= Choong-Seock Chang =

US physicist (born 1951)

Choongseok Chang (born 1951) is a retired physicist/professor and has been a long time manager of multiple large scale scientific projects for US Department of Energy. He is also known as CS Chang in the international fusion physics community.

Chang earned an undergraduate degree in Physics from Seoul National University in 1974, and obtained a doctorate degree in Physics at the University of Texas at Austin. After completing his studies in 1979, Chang undertook research at General Atomic in La Jolla and Applied Microwave Plasma Concepts in Carlsbad, California.
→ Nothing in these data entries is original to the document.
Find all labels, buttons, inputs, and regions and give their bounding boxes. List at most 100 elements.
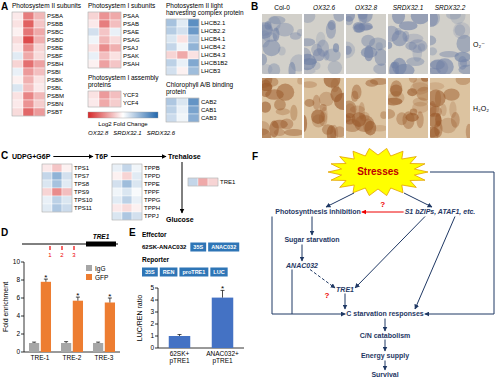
gene-label: PSBE [47,45,63,51]
photo [262,78,302,138]
panel-letter: A [1,1,8,12]
flow-node: Survival [371,371,398,378]
text-line: Photosystem I subunits [88,2,156,10]
heatmap-cell [208,178,218,186]
photo-texture [313,95,321,110]
photo-texture [354,24,373,30]
x-tick-label: ANAC032+pTRE1 [206,350,239,365]
photo-texture [324,78,341,88]
heatmap-frame [188,178,218,186]
column-label: Col-0 [274,4,290,11]
heatmap-cell [177,98,188,106]
y-tick [155,336,158,337]
heatmap-cell [99,20,110,28]
heatmap-cell [62,172,72,180]
bar [105,303,115,353]
construct-part [160,268,178,277]
heatmap-cell [62,204,72,212]
heatmap-cell [122,204,132,212]
text-line: pTRE1 [212,357,233,365]
heatmap-cell [12,36,23,44]
gene-label: PSAA [123,13,139,19]
heatmap-cell [110,36,121,44]
photo-texture [352,84,362,99]
gene-label: PSAK [123,53,139,59]
arrow [415,217,455,310]
gene-label: TPPF [144,189,160,195]
heatmap-cell [122,188,132,196]
heatmap-cell [188,27,199,35]
photo-texture [319,111,328,126]
y-tick [21,352,24,353]
photo-texture [297,29,302,36]
text-line: proteins [88,81,112,89]
photo-texture [443,89,459,101]
construct-part-label: LUC [213,269,224,275]
group-title: Photosystem II lightharvesting complex p… [166,2,244,17]
construct-part-label: REN [163,269,175,275]
group-title: Photosystem I subunits [88,2,156,10]
significance: * [76,291,79,300]
photo-texture [453,22,470,39]
gene-label: PSAG [123,37,140,43]
y-tick [155,348,158,349]
photo-texture [416,111,423,128]
group-title: Photosystem I assemblyproteins [88,74,159,89]
heatmap-cell [62,180,72,188]
y-tick-label: 2 [16,330,20,337]
construct-part [179,268,208,277]
heatmap-cell [110,99,121,107]
photo-texture [450,14,465,24]
arrow [345,294,346,310]
construct-part [210,268,227,277]
construct-part-label: proTRE1 [182,269,205,275]
legend-swatch [86,274,92,280]
heatmap-cell [110,12,121,20]
unknown-mark: ? [325,291,330,300]
y-tick-label: 0 [16,348,20,355]
gene-label: PSBM [47,93,64,99]
heatmap-cell [12,100,23,108]
error-bar [64,342,68,343]
heatmap-frame [112,164,142,220]
y-axis [24,262,25,352]
construct-name: 62SK-ANAC032 [142,244,187,250]
legend-label: GFP [95,274,108,281]
gene-label: TPPJ [144,213,159,219]
heatmap-cell [177,43,188,51]
arrow [385,361,386,371]
heatmap-cell [42,180,52,188]
heatmap-cell [88,28,99,36]
photo-texture [346,119,361,132]
photo-texture [406,57,424,66]
heatmap-cell [88,36,99,44]
text-line: Photosystem II subunits [12,2,82,10]
heatmap-cell [52,196,62,204]
row-label: H₂O₂ [473,105,489,112]
heatmap-cell [122,180,132,188]
heatmap-cell [188,98,199,106]
starburst [328,148,428,195]
heatmap-cell [110,44,121,52]
gene-label: TPS10 [74,197,93,203]
gene-label: PSAB [123,21,139,27]
heatmap-cell [99,36,110,44]
construct-part-label: 35S [193,244,203,250]
primer-site [61,246,62,250]
heatmap-cell [188,19,199,27]
heatmap-cell [34,76,45,84]
column-label: SRDX32.1 [393,4,424,11]
heatmap-cell [62,196,72,204]
heatmap-cell [166,106,177,114]
heatmap-cell [188,178,198,186]
heatmap-cell [23,92,34,100]
gene-label: PSBF [47,53,63,59]
photo-texture [407,88,417,96]
heatmap-cell [166,59,177,67]
y-tick [21,262,24,263]
gene-label: TRE1 [93,233,110,240]
y-tick [155,324,158,325]
heatmap-cell [12,68,23,76]
heatmap-cell [166,43,177,51]
heatmap-cell [122,164,132,172]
In 1986, Chang was appointed a professor of physics at the Korea Advanced Institute of Science and Technology, and later held a research professorship at New York University's Courant Institute of Mathematical Sciences from 1988. He became a Managing Principal physicist at Princeton University Princeton Plasma Physics Laboratory in 2011. While at New York University, Chang was elected to fellow of the American Physical Society in 2006, "for seminal and pioneering contributions in neoclassical, rf-driven, and basic transport theories, and for his leadership in plasma edge simulation in toroidal magnetic confinement devices."
In 2005, Chang was awarded by US Department of energy the multi-million dollars per year SciDAC (Scientific Discovery through Advanced Computing) project for understanding of nonlinear multiscale boundary physics in tokamak fusion devices, which lasted till 2024. He chaired the 2016 Fusion Energy Sciences Exascale Review committee activities for US Department of Energy. Chang was also the Co-Lead PI of the Exascale Computing Project "WDMApp" from 2016 to 2024.

Chang is winner of the 2024 Kaul Foundation Prize for Excellence in Plasma Physics Research and Technology Development, and recipient of the 2024 Albert Nelson Marquis Lifetime Achievement Award.